Petra Gemeinboeck is an architect and media artist, currently based in Sydney, Australia, where she is an Assistant Professor of Digital Media at the University of Sydney. Her artistic practice and theoretical research bring together the fields of architecture, computer science, media art and visual culture. In her works Petra creates scenarios of encounter in which spatial boundaries of the physical, the virtual, the social and the subjective become perforated and hybridized.

Her interactive installations and virtual environments have been exhibited internationally at venues such as Archilab 2004, Orléans, France, the Ars Electronica Center, Linz, Austria, the Museum of Contemporary Art Chicago, USA, and the InterCommunication Center, Tokyo, Japan and have been featured in magazines such as ARCHIS and Computer Graphics World. Petra has published widely on the interrelations of physical and virtual spaces and issues of embodied negotiation in virtual environments.

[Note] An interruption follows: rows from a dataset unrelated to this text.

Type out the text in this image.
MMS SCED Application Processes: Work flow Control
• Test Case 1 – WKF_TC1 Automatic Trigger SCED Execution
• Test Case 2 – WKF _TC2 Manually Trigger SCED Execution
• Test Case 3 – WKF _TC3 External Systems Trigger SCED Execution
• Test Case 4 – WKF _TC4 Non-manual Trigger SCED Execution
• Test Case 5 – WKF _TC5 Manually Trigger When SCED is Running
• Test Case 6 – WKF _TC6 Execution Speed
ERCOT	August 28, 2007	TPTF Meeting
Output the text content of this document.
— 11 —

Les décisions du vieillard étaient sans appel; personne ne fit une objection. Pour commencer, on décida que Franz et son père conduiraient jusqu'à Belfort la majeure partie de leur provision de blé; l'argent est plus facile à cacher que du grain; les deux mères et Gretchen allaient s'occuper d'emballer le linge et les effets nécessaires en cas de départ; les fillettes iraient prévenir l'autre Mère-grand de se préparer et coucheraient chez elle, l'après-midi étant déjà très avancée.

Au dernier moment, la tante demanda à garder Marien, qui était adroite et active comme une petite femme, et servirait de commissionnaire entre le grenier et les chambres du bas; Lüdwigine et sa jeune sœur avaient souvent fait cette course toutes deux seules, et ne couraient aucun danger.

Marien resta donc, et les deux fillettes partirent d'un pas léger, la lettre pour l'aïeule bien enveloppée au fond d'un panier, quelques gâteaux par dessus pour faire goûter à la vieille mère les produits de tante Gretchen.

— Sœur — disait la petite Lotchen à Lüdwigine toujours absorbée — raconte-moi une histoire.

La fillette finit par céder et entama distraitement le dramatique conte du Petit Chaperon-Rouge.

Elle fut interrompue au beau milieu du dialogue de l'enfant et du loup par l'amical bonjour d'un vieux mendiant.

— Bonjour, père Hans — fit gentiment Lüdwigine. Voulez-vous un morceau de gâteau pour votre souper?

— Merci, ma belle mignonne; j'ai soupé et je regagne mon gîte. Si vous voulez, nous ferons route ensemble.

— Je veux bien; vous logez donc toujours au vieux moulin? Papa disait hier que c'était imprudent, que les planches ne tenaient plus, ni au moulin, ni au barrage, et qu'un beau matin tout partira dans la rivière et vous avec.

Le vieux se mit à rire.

Petra's doctoral thesis ‘Negotiating the Virtual: Inhabiting Architectures of Emergence and Remoteness,’ completed at the Vienna University of Technology, Austria, is concerned with the conditions of a virtual reality, in which the virtual does not simulate another reality, but unfolds its own reality in the relationship with the temporary inhabitant. She received her Master of Fine Arts at the Electronic Visualization Laboratory, University of Illinois at Chicago, IL, USA and also has a master’s degree in architecture from the University of Stuttgart, Germany.


Petra Gemeinboeck

Awarded Summer 2005 Residency

New Media Artist and Architect


Impossible Geographies 01: Memory

<Impossible Geographies>, a collaboration with Mary Agnes Krell, presents a series of interactive and generative urban interventions: 01 <Memory>, selected for the Do While Residency is an installation whose sensorial extensions become the fluid virtual boundaries of a memory space. 02 <Urban Fictions> , currently in progress, creates a series of networked incidents, embedded into the urban fabric.

Both, the memory geography and the network of 'urban chinese whispers,' build on the conceptual ground of <Maya-Veil of Illusion>, a tele-immersive installation, spanning a fluid passage of intereference between two remote sites.

The boundaries between the physical and the virtual in these artworks constitute along the participant’s body, through a spatio-temporal leakage or in the multitude of unstable and conflicting urban geographies. And yet each of them is concerned with the inhabitation of a pierced reality in which the physical and virtual are inseparably intertwined.